Was bedeutet für dich Heimat?
Heimat bedeutet für mich einfach, dort zu sein, wo ich mich wohlfühle. Das muss nicht unbedingt der Schwarzwald sein, das kann auch sonst wo auf der Welt sein. Wenn ich zum Beispiel in einem Camp auf Island bin, dann fühle ich mich auch sehr heimisch, da ich dort viel Natur um mich herumhabe. Also überall, wo Natur um mich herum ist, fühle ich mich einfach heimisch.
Wie lange fotografierst du schon und wie bist du dazu gekommen?

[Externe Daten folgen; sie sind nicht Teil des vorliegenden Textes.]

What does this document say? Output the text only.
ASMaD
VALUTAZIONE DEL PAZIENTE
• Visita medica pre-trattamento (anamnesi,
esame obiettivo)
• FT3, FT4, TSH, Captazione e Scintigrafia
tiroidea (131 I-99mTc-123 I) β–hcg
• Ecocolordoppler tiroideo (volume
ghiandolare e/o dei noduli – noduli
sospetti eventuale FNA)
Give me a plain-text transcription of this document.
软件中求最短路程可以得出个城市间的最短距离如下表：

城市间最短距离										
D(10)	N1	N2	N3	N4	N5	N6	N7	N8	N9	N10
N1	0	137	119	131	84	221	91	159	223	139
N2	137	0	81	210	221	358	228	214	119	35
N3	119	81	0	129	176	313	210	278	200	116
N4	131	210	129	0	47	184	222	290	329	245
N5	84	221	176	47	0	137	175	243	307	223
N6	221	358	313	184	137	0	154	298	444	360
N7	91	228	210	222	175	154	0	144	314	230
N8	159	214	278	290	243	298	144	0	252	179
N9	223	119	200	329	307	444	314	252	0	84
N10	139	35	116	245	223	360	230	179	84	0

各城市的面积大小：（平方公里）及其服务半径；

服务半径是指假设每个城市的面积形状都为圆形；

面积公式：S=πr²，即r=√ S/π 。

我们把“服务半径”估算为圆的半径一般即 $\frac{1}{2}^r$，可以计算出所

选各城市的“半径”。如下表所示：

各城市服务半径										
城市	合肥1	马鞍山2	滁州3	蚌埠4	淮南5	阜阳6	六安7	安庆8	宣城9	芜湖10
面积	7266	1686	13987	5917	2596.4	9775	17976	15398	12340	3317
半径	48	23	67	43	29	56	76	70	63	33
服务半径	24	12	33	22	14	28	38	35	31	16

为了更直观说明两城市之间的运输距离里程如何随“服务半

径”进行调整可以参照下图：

Ich fotografiere seit Anfang 2016 – das habe ich noch ziemlich genau in Erinnerung. Der Anlass war, dass sich meine Ausbildung in einem Bürojob ziemlich eintönig gestaltete. Es war immer der gleiche Ablauf – ich bin zur Arbeit gegangen und saß acht Stunden vor dem Rechner. Um Abwechslung in meinen Alltag zu bekommen, habe ich nach einem Ausgleich gesucht. Ich habe mir dann meine alte Kamera geschnappt, die ich noch im Regal stehen und bis dahin nie benutzt hatte. Bei Youtube habe ich mir ein paar Tutorials angeschaut, wie man Kameraeinstellungen macht, und zu den Grundlagen wie Blende, Iso, Verschlusszeit.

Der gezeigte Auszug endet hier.